70年代に入ると米の生産調整が行われるようになり、畑地への転換が多く見られるようになった見沼では、80年代後半頃から後継者不足などにより休耕地が増えてしまう。そこで県は95年に「見沼三原則」に代わる「見沼田圃の保全・活用・創造の基本方針」を示し、公有化しながら保全をするようになる。

こうした公有地を活用してもらおうと、県は08年からNPO法人などに農業体験事業を委託している。見沼を活動域に含む女性クラブ、さいたま桜ライオンズクラブ(大川信子会長/34人)は、そんな委託先の一つであるNPO法人地域人ネットワークと連携して「見沼田んぼ菜の花農業体験教室」を実施している。

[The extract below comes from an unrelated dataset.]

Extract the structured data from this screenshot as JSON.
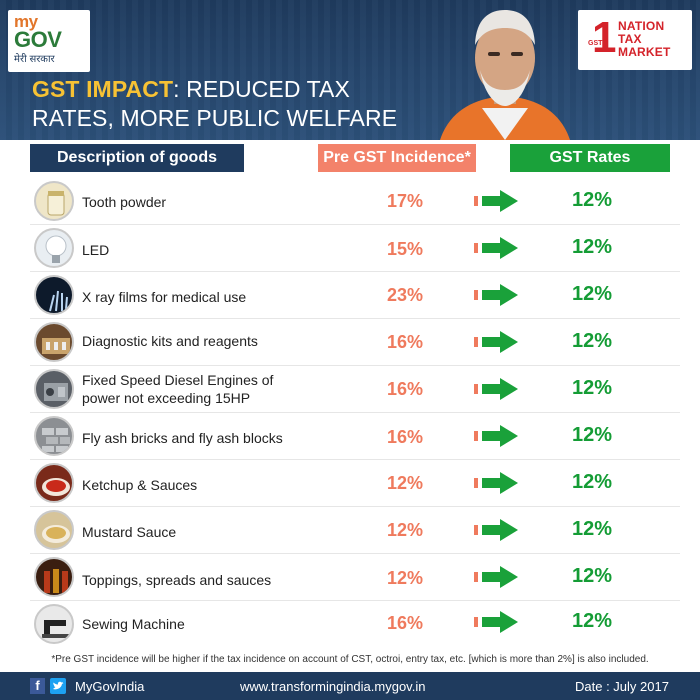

教室は4月から翌年3月まで1年を通して実施される。菜の花から菜種を収穫し、ナタネ油を作ることを主軸とした事業だが、他にも大根やじゃがいもの植え付け、コスモスの花摘みなども行っている。年8~9回、バラエティーに富んだ盛りだくさんの教室だ。教室を通して子どもたちに農業の苦労や喜びを感じてもらい、農業をより身近なものとして実感してもらう狙いがある。

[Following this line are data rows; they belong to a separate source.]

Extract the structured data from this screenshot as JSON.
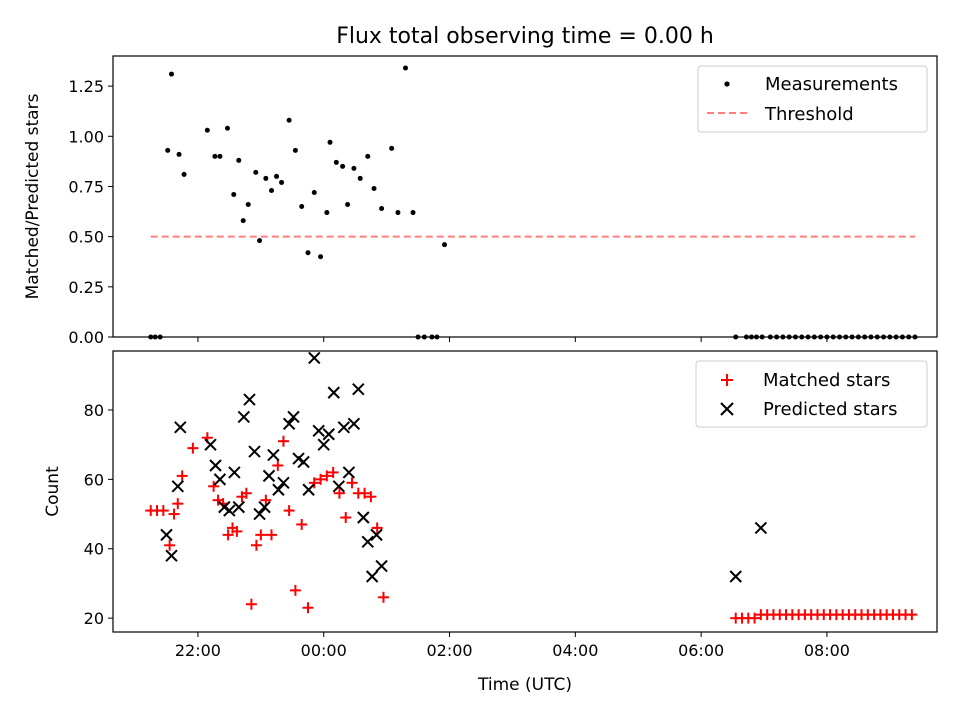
{
  "figure": {
    "title": "Flux total observing time = 0.00 h",
    "xlabel": "Time (UTC)",
    "x_ticks": [
      "22:00",
      "00:00",
      "02:00",
      "04:00",
      "06:00",
      "08:00"
    ],
    "x_tick_hours": [
      22,
      24,
      26,
      28,
      30,
      32
    ],
    "x_range_hours": [
      20.65,
      33.75
    ]
  },
  "chart_data": [
    {
      "type": "scatter",
      "ylabel": "Matched/Predicted stars",
      "ylim": [
        0,
        1.4
      ],
      "y_ticks": [
        0.0,
        0.25,
        0.5,
        0.75,
        1.0,
        1.25
      ],
      "y_tick_labels": [
        "0.00",
        "0.25",
        "0.50",
        "0.75",
        "1.00",
        "1.25"
      ],
      "legend_position": "upper-right",
      "series": [
        {
          "name": "Measurements",
          "kind": "points",
          "color": "#000000",
          "x": [
            21.25,
            21.32,
            21.4,
            21.52,
            21.58,
            21.7,
            21.78,
            22.15,
            22.27,
            22.35,
            22.47,
            22.57,
            22.65,
            22.72,
            22.8,
            22.92,
            22.98,
            23.08,
            23.17,
            23.25,
            23.33,
            23.45,
            23.55,
            23.65,
            23.75,
            23.85,
            23.95,
            24.05,
            24.1,
            24.2,
            24.3,
            24.38,
            24.48,
            24.58,
            24.7,
            24.8,
            24.92,
            25.08,
            25.18,
            25.3,
            25.42,
            25.5,
            25.6,
            25.72,
            25.8,
            25.92,
            30.55,
            30.72,
            30.8,
            30.88,
            30.97,
            31.1,
            31.2,
            31.3,
            31.4,
            31.5,
            31.6,
            31.7,
            31.8,
            31.9,
            32.0,
            32.1,
            32.2,
            32.3,
            32.4,
            32.5,
            32.6,
            32.7,
            32.8,
            32.9,
            33.0,
            33.1,
            33.2,
            33.3,
            33.4
          ],
          "y": [
            0,
            0,
            0,
            0.93,
            1.31,
            0.91,
            0.81,
            1.03,
            0.9,
            0.9,
            1.04,
            0.71,
            0.88,
            0.58,
            0.66,
            0.82,
            0.48,
            0.79,
            0.73,
            0.8,
            0.77,
            1.08,
            0.93,
            0.65,
            0.42,
            0.72,
            0.4,
            0.62,
            0.97,
            0.87,
            0.85,
            0.66,
            0.84,
            0.79,
            0.9,
            0.74,
            0.64,
            0.94,
            0.62,
            1.34,
            0.62,
            0,
            0,
            0,
            0,
            0.46,
            0,
            0,
            0,
            0,
            0,
            0,
            0,
            0,
            0,
            0,
            0,
            0,
            0,
            0,
            0,
            0,
            0,
            0,
            0,
            0,
            0,
            0,
            0,
            0,
            0,
            0,
            0,
            0,
            0
          ]
        },
        {
          "name": "Threshold",
          "kind": "dashed-line",
          "color": "#ff7f7f",
          "x": [
            21.25,
            33.4
          ],
          "y": [
            0.5,
            0.5
          ]
        }
      ]
    },
    {
      "type": "scatter",
      "ylabel": "Count",
      "ylim": [
        16,
        97
      ],
      "y_ticks": [
        20,
        40,
        60,
        80
      ],
      "y_tick_labels": [
        "20",
        "40",
        "60",
        "80"
      ],
      "legend_position": "upper-right",
      "series": [
        {
          "name": "Matched stars",
          "marker": "plus",
          "color": "#ff0000",
          "x": [
            21.25,
            21.35,
            21.45,
            21.55,
            21.62,
            21.68,
            21.75,
            21.92,
            22.15,
            22.25,
            22.32,
            22.4,
            22.48,
            22.55,
            22.62,
            22.7,
            22.77,
            22.85,
            22.93,
            23.0,
            23.08,
            23.17,
            23.27,
            23.36,
            23.45,
            23.55,
            23.65,
            23.75,
            23.85,
            23.95,
            24.05,
            24.15,
            24.25,
            24.35,
            24.45,
            24.55,
            24.65,
            24.75,
            24.85,
            24.95,
            30.55,
            30.65,
            30.75,
            30.85,
            30.95,
            31.05,
            31.15,
            31.25,
            31.35,
            31.45,
            31.55,
            31.65,
            31.75,
            31.85,
            31.95,
            32.05,
            32.15,
            32.25,
            32.35,
            32.45,
            32.55,
            32.65,
            32.75,
            32.85,
            32.95,
            33.05,
            33.15,
            33.25,
            33.35
          ],
          "y": [
            51,
            51,
            51,
            41,
            50,
            53,
            61,
            69,
            72,
            58,
            54,
            53,
            44,
            46,
            45,
            55,
            56,
            24,
            41,
            44,
            54,
            44,
            64,
            71,
            51,
            28,
            47,
            23,
            59,
            60,
            61,
            62,
            56,
            49,
            59,
            56,
            56,
            55,
            46,
            26,
            20,
            20,
            20,
            20,
            21,
            21,
            21,
            21,
            21,
            21,
            21,
            21,
            21,
            21,
            21,
            21,
            21,
            21,
            21,
            21,
            21,
            21,
            21,
            21,
            21,
            21,
            21,
            21,
            21
          ]
        },
        {
          "name": "Predicted stars",
          "marker": "x",
          "color": "#000000",
          "x": [
            21.5,
            21.58,
            21.68,
            21.72,
            22.2,
            22.28,
            22.35,
            22.42,
            22.5,
            22.58,
            22.65,
            22.73,
            22.82,
            22.9,
            22.98,
            23.06,
            23.13,
            23.2,
            23.28,
            23.36,
            23.45,
            23.52,
            23.6,
            23.68,
            23.76,
            23.85,
            23.92,
            24.0,
            24.08,
            24.16,
            24.24,
            24.32,
            24.4,
            24.48,
            24.55,
            24.63,
            24.7,
            24.77,
            24.84,
            24.92,
            30.55,
            30.95
          ],
          "y": [
            44,
            38,
            58,
            75,
            70,
            64,
            60,
            52,
            51,
            62,
            52,
            78,
            83,
            68,
            50,
            52,
            61,
            67,
            57,
            59,
            76,
            78,
            66,
            65,
            57,
            95,
            74,
            70,
            73,
            85,
            58,
            75,
            62,
            76,
            86,
            49,
            42,
            32,
            44,
            35,
            32,
            46
          ]
        }
      ]
    }
  ]
}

17年に始まったこの教室も19年度で3度目となった。今年3月までの19年度も参加者と共に2月まで活動を続けてきたが、最後の活動日で、3月に実施予定であった卒業式、お別れ会は残念ながら新型コロナウイルスの感染拡大による影響で中止を余儀なくされた。台風などの自然災害が起きても日程を延期するなどして全行程を行っており、中止は初めてのことだった。それだけクラブでも事態を重く見ての苦渋の決断だった。20年度の実施は予定しているが、いつから始められるのかはまだ見通しが立っていない。

例年、募集が始まるとすぐに埋まってしまうほど住民たちからの人気が高いこの事業。20年度開始時期が未定であるにもかかわらず、定員の100人は既に埋まっている。それだけ待ち望んでいる人たちがいるのだ。県の委託事業であるため、県の判断を仰いでの実施となるが、クラブとしてはいつやることになっても大丈夫なようにNPO法人と連携を取っている。

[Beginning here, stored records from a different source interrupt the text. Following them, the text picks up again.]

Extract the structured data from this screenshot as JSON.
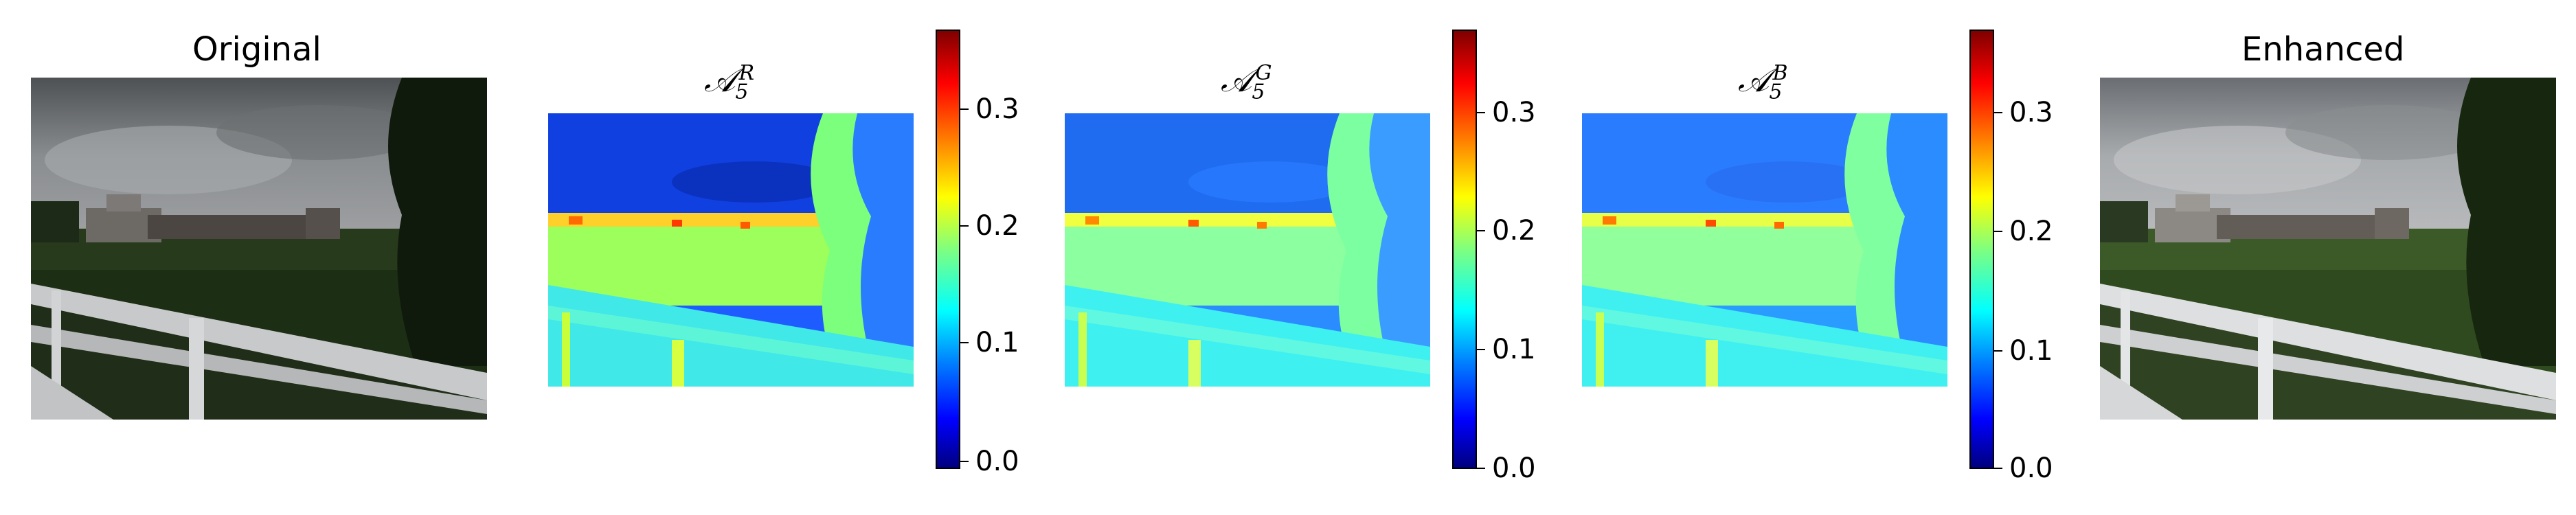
{
  "panels": {
    "original": {
      "title": "Original"
    },
    "enhanced": {
      "title": "Enhanced"
    },
    "map_r": {
      "symbol": "𝒜",
      "sub": "5",
      "sup": "R"
    },
    "map_g": {
      "symbol": "𝒜",
      "sub": "5",
      "sup": "G"
    },
    "map_b": {
      "symbol": "𝒜",
      "sub": "5",
      "sup": "B"
    }
  },
  "colorbars": [
    {
      "ticks": [
        "0.0",
        "0.1",
        "0.2",
        "0.3"
      ],
      "values": [
        0.0,
        0.1,
        0.2,
        0.3
      ],
      "max": 0.365
    },
    {
      "ticks": [
        "0.0",
        "0.1",
        "0.2",
        "0.3"
      ],
      "values": [
        0.0,
        0.1,
        0.2,
        0.3
      ],
      "max": 0.365
    },
    {
      "ticks": [
        "0.0",
        "0.1",
        "0.2",
        "0.3"
      ],
      "values": [
        0.0,
        0.1,
        0.2,
        0.3
      ],
      "max": 0.365
    }
  ],
  "colormap": "jet"
}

当初は手探りの状態だったこの事業。だが毎回、例会の幹事報告で、参加出来なかったメンバーへの情報共有をしっかりとした結果、1年間の流れがメンバーに浸透。意識も高くなり、今では皆が楽しみながら参加している。特に参加者、メンバーにとって人気が高いのが12月に行っている芋煮会だ。女性クラブならではの強みを生かし、メンバーが奮闘。皆で収穫した里芋を調理して味わう。また、毎年3~4回、収穫した野菜をこども食堂に提供し、役立ててもらっている。昨年度は参加者による絵本の読み聞かせが実施されるなど、新しい取り組みも行われた。地域のさまざまな団体と連携して実施する農業体験教室は、さいたま桜ライオンズクラブの活動の大きな柱となっている。